Just depends on the look you're going for....i've used Subculture, Cork and Cream O'Spice...Or you could just wear it alone...


----------



## ThePowderPuff (Jan 27, 2010)

Quote:

   Originally Posted by *fash10nista* 

 
_Just depends on the look you're going for....i've used Subculture, Cork and Cream O'Spice...Or you could just wear it alone...
	

	
	
		
		

		
		
	


	


_

 
What is the difference in the looks? Which look do I get from each liner? Would love to know


----------



## dietcokeg (Jan 27, 2010)

i would go for gingeroot if ur going for a very nude look or revlon lipliner in nude.


----------



## miss_supra (Jan 28, 2010)

What are you trying to achieve with your look? Do you want your lips super defined or more of a soft look but to keep the color on?

I prefer cremestick liners versus the pencil liners because they stay on better and hold lipstick on longer. More pink or peach?

*Cremestick*

Peach:
Light - Gingerroot
Defined - Cream o' spice

Pink:
Light - Pink Treat
Defined - Beurre 

*Lip Pencil*

Peach:
Light - Oak
Defined - Spice

Pink:
Light - Subculture
Defined - Dervish


----------



## MzzRach (Jan 28, 2010)

I like the pink tone that Subculture lipliner gives to nude lip colours.


----------



## Honey xOo (Jan 28, 2010)

I like it with Stripdown.


----------



## malika (Jan 28, 2010)

Thanks for asking! I've been looking for one too!

Is there a lipliner that matches the shade of Creme d'Nude?

My lips are almost exactly the same shade as Subculture lipliner, and that's way darker than Creme d'Nude. I'd like to not look as if I'm wearing a much darker lipliner and avoid having to smear Creme d'Nude way over my natural lipline 
	

	
	
		
		

		
		
	


	




 I hope that makes sense!


----------



## cipelica (Jan 28, 2010)

I use it without the lip liner


----------



## ThePowderPuff (Jan 29, 2010)

Quote:

   Originally Posted by *miss_supra* 

 
_What are you trying to achieve with your look?
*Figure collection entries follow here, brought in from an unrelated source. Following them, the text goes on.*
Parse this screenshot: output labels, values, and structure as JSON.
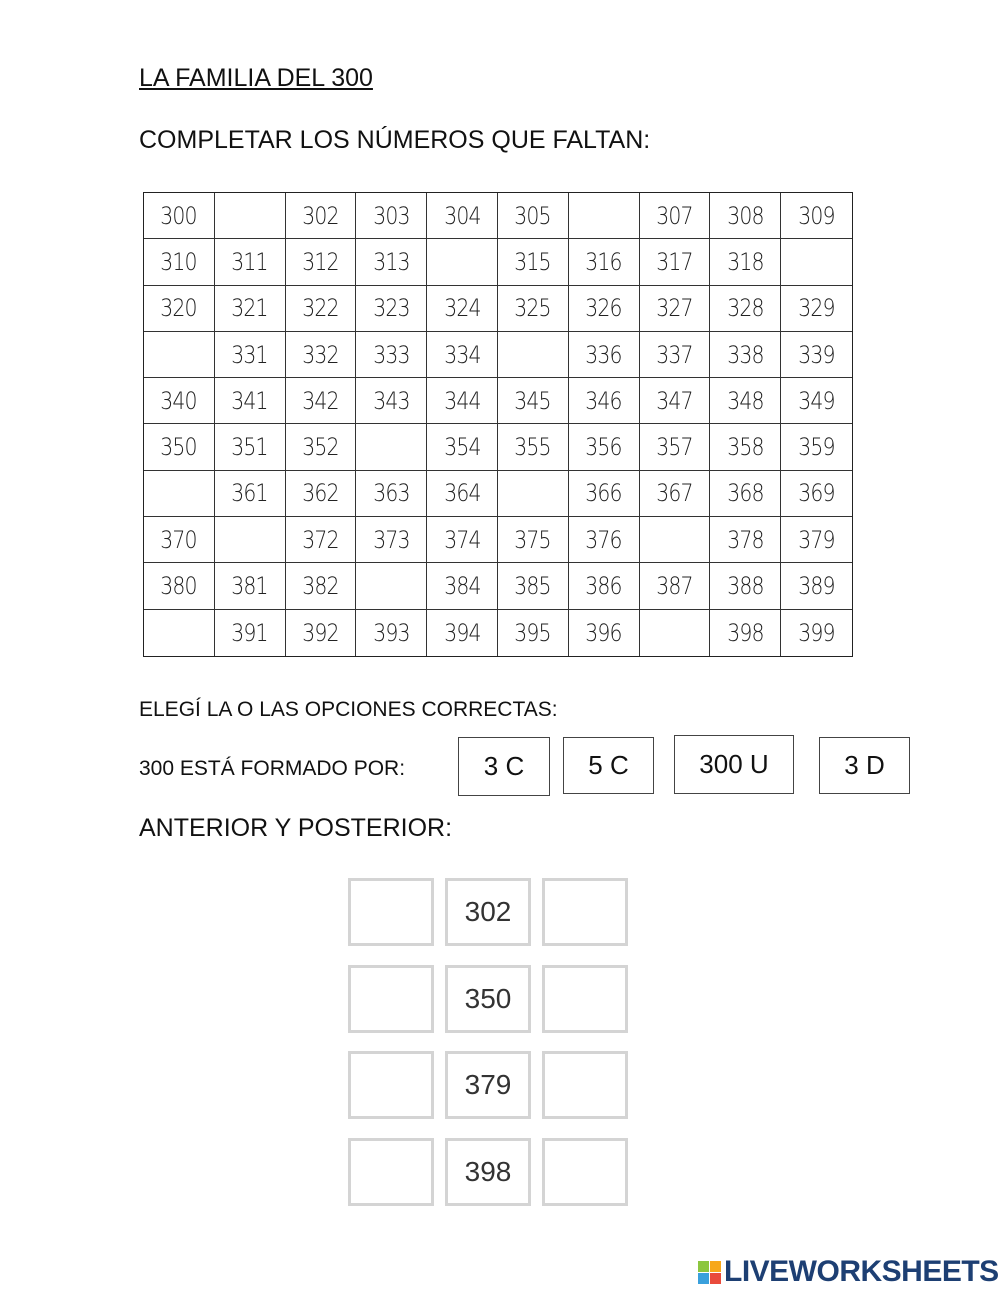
{
  "title": "LA FAMILIA DEL 300",
  "instruction_complete": "COMPLETAR LOS NÚMEROS QUE FALTAN:",
  "grid": [
    [
      "300",
      "",
      "302",
      "303",
      "304",
      "305",
      "",
      "307",
      "308",
      "309"
    ],
    [
      "310",
      "311",
      "312",
      "313",
      "",
      "315",
      "316",
      "317",
      "318",
      ""
    ],
    [
      "320",
      "321",
      "322",
      "323",
      "324",
      "325",
      "326",
      "327",
      "328",
      "329"
    ],
    [
      "",
      "331",
      "332",
      "333",
      "334",
      "",
      "336",
      "337",
      "338",
      "339"
    ],
    [
      "340",
      "341",
      "342",
      "343",
      "344",
      "345",
      "346",
      "347",
      "348",
      "349"
    ],
    [
      "350",
      "351",
      "352",
      "",
      "354",
      "355",
      "356",
      "357",
      "358",
      "359"
    ],
    [
      "",
      "361",
      "362",
      "363",
      "364",
      "",
      "366",
      "367",
      "368",
      "369"
    ],
    [
      "370",
      "",
      "372",
      "373",
      "374",
      "375",
      "376",
      "",
      "378",
      "379"
    ],
    [
      "380",
      "381",
      "382",
      "",
      "384",
      "385",
      "386",
      "387",
      "388",
      "389"
    ],
    [
      "",
      "391",
      "392",
      "393",
      "394",
      "395",
      "396",
      "",
      "398",
      "399"
    ]
  ],
  "instruction_choose": "ELEGÍ LA O LAS OPCIONES CORRECTAS:",
  "question_300": "300 ESTÁ FORMADO POR:",
  "options": [
    "3 C",
    "5 C",
    "300 U",
    "3 D"
  ],
  "instruction_neighbors": "ANTERIOR Y POSTERIOR:",
  "neighbors": [
    "302",
    "350",
    "379",
    "398"
  ],
  "logo": {
    "text": "LIVEWORKSHEETS",
    "letters": [
      "L",
      "I",
      "V",
      "E"
    ],
    "colors": [
      "#8cc63f",
      "#f7a81b",
      "#3aa0dc",
      "#e94b3c"
    ],
    "text_color": "#1d3f73"
  }
}
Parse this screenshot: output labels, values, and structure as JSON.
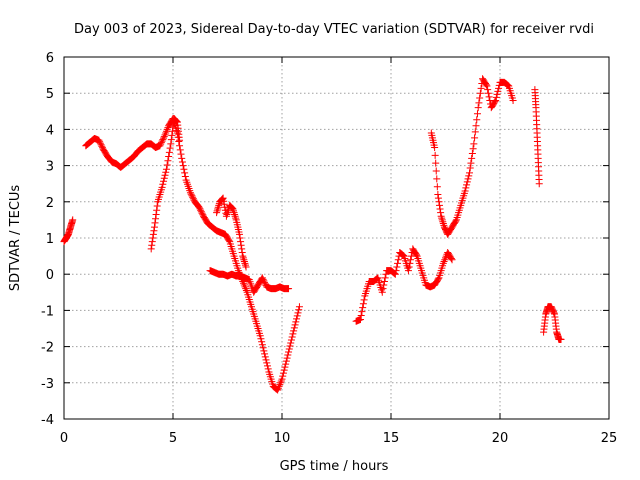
{
  "chart_data": {
    "type": "scatter",
    "title": "Day 003 of 2023, Sidereal Day-to-day VTEC variation (SDTVAR) for receiver rvdi",
    "xlabel": "GPS time / hours",
    "ylabel": "SDTVAR / TECUs",
    "xlim": [
      0,
      25
    ],
    "ylim": [
      -4,
      6
    ],
    "xticks": [
      "0",
      "5",
      "10",
      "15",
      "20",
      "25"
    ],
    "yticks": [
      "-4",
      "-3",
      "-2",
      "-1",
      "0",
      "1",
      "2",
      "3",
      "4",
      "5",
      "6"
    ],
    "grid": true,
    "marker": "+",
    "color": "#ff0000",
    "series": [
      {
        "name": "s1",
        "x": [
          0.0,
          0.1,
          0.2,
          0.3,
          0.4
        ],
        "y": [
          0.9,
          1.0,
          1.1,
          1.3,
          1.5
        ]
      },
      {
        "name": "s2",
        "x": [
          1.0,
          1.2,
          1.4,
          1.6,
          1.8,
          2.0,
          2.2,
          2.4,
          2.6,
          2.8,
          3.0,
          3.2,
          3.4,
          3.6,
          3.8,
          4.0,
          4.2,
          4.4,
          4.6,
          4.8,
          5.0,
          5.2,
          5.4,
          5.6,
          5.8,
          6.0,
          6.2,
          6.4,
          6.6,
          6.8,
          7.0,
          7.2,
          7.4,
          7.6,
          7.8,
          8.0,
          8.2,
          8.4,
          8.6,
          8.8,
          9.0,
          9.2,
          9.4,
          9.6,
          9.8,
          10.0,
          10.2,
          10.4,
          10.6,
          10.8
        ],
        "y": [
          3.55,
          3.65,
          3.75,
          3.7,
          3.45,
          3.25,
          3.1,
          3.05,
          2.95,
          3.05,
          3.15,
          3.25,
          3.4,
          3.5,
          3.6,
          3.6,
          3.5,
          3.55,
          3.8,
          4.1,
          4.3,
          3.9,
          3.2,
          2.6,
          2.25,
          2.0,
          1.85,
          1.6,
          1.4,
          1.3,
          1.2,
          1.15,
          1.1,
          0.9,
          0.5,
          0.1,
          -0.2,
          -0.5,
          -0.9,
          -1.3,
          -1.7,
          -2.2,
          -2.7,
          -3.1,
          -3.2,
          -2.9,
          -2.4,
          -1.9,
          -1.4,
          -0.9
        ]
      },
      {
        "name": "s3",
        "x": [
          4.0,
          4.15,
          4.3,
          4.5,
          4.7,
          4.9,
          5.05,
          5.2,
          5.3
        ],
        "y": [
          0.7,
          1.3,
          2.0,
          2.4,
          2.9,
          3.6,
          4.3,
          4.2,
          3.7
        ]
      },
      {
        "name": "s4",
        "x": [
          6.7,
          6.9,
          7.1,
          7.3,
          7.5,
          7.7,
          7.9,
          8.1,
          8.3,
          8.5,
          8.7,
          8.9,
          9.1,
          9.3,
          9.5,
          9.7,
          9.9,
          10.1,
          10.3
        ],
        "y": [
          0.1,
          0.05,
          0.0,
          0.0,
          -0.05,
          0.0,
          -0.05,
          -0.05,
          -0.1,
          -0.15,
          -0.5,
          -0.3,
          -0.1,
          -0.35,
          -0.4,
          -0.4,
          -0.35,
          -0.4,
          -0.4
        ]
      },
      {
        "name": "s5",
        "x": [
          7.0,
          7.15,
          7.3,
          7.45,
          7.6,
          7.75,
          7.9,
          8.05,
          8.2,
          8.35
        ],
        "y": [
          1.7,
          2.0,
          2.1,
          1.6,
          1.9,
          1.8,
          1.5,
          1.1,
          0.5,
          0.2
        ]
      },
      {
        "name": "s6",
        "x": [
          13.4,
          13.6,
          13.8,
          14.0,
          14.2,
          14.4,
          14.6,
          14.8,
          15.0,
          15.2,
          15.4,
          15.6,
          15.8,
          16.0,
          16.2,
          16.4,
          16.6,
          16.8,
          17.0,
          17.2,
          17.4,
          17.6,
          17.8
        ],
        "y": [
          -1.3,
          -1.25,
          -0.6,
          -0.2,
          -0.2,
          -0.1,
          -0.5,
          0.1,
          0.1,
          0.0,
          0.6,
          0.5,
          0.1,
          0.7,
          0.5,
          0.1,
          -0.3,
          -0.35,
          -0.3,
          -0.1,
          0.3,
          0.6,
          0.4
        ]
      },
      {
        "name": "s7",
        "x": [
          16.85,
          17.0,
          17.15,
          17.3,
          17.45,
          17.6,
          17.8,
          18.0,
          18.2,
          18.4,
          18.6,
          18.8,
          19.0,
          19.2,
          19.4,
          19.6,
          19.8,
          20.0,
          20.2,
          20.4,
          20.6
        ],
        "y": [
          3.9,
          3.5,
          2.2,
          1.6,
          1.3,
          1.1,
          1.3,
          1.5,
          1.9,
          2.3,
          2.8,
          3.6,
          4.6,
          5.4,
          5.2,
          4.6,
          4.8,
          5.3,
          5.3,
          5.2,
          4.8
        ]
      },
      {
        "name": "s8",
        "x": [
          21.6,
          21.65,
          21.7,
          21.75,
          21.8
        ],
        "y": [
          5.1,
          4.6,
          3.9,
          3.2,
          2.5
        ]
      },
      {
        "name": "s9",
        "x": [
          22.0,
          22.1,
          22.2,
          22.35,
          22.5,
          22.6,
          22.7,
          22.8
        ],
        "y": [
          -1.6,
          -1.1,
          -0.9,
          -0.9,
          -1.1,
          -1.6,
          -1.8,
          -1.8
        ]
      }
    ]
  }
}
Do you want your lips super defined or more of a soft look but to keep the color on?

I prefer cremestick liners versus the pencil liners because they stay on better and hold lipstick on longer. More pink or peach?

*Cremestick*

Peach:
Light - Gingerroot
Defined - Cream o' spice

Pink:
Light - Pink Treat
Defined - Beurre 

*Lip Pencil*

Peach:
Light - Oak
Defined - Spice

Pink:
Light - Subculture
Defined - Dervish_

 
I want a natural look, that enhances the colour, because Creme d'Nude is really a good shade on me. So something that doesn't alter the colour too much, but just help in defining and staying.


----------



## miss_supra (Jan 29, 2010)

Quote:

   Originally Posted by *Katjamo* 

 
_I want a natural look, that enhances the colour, because Creme d'Nude is really a good shade on me. So something that doesn't alter the colour too much, but just help in defining and staying._

 
Then Subculture is great. Gingerroot is very light and doesn't change it at all, but barely defines. You can use Subculture as a base, and for extra definition if needed use Subculture again after lipstick to seal the edges and to define.


----------



## ThePowderPuff (Jan 29, 2010)

Quote:

   Originally Posted by *miss_supra* 

 
_Then Subculture is great. Gingerroot is very light and doesn't change it at all, but barely defines. You can use Subculture as a base, and for extra definition if needed use Subculture again after lipstick to seal the edges and to define._

 
Thank you so much. That's just what I needed.


----------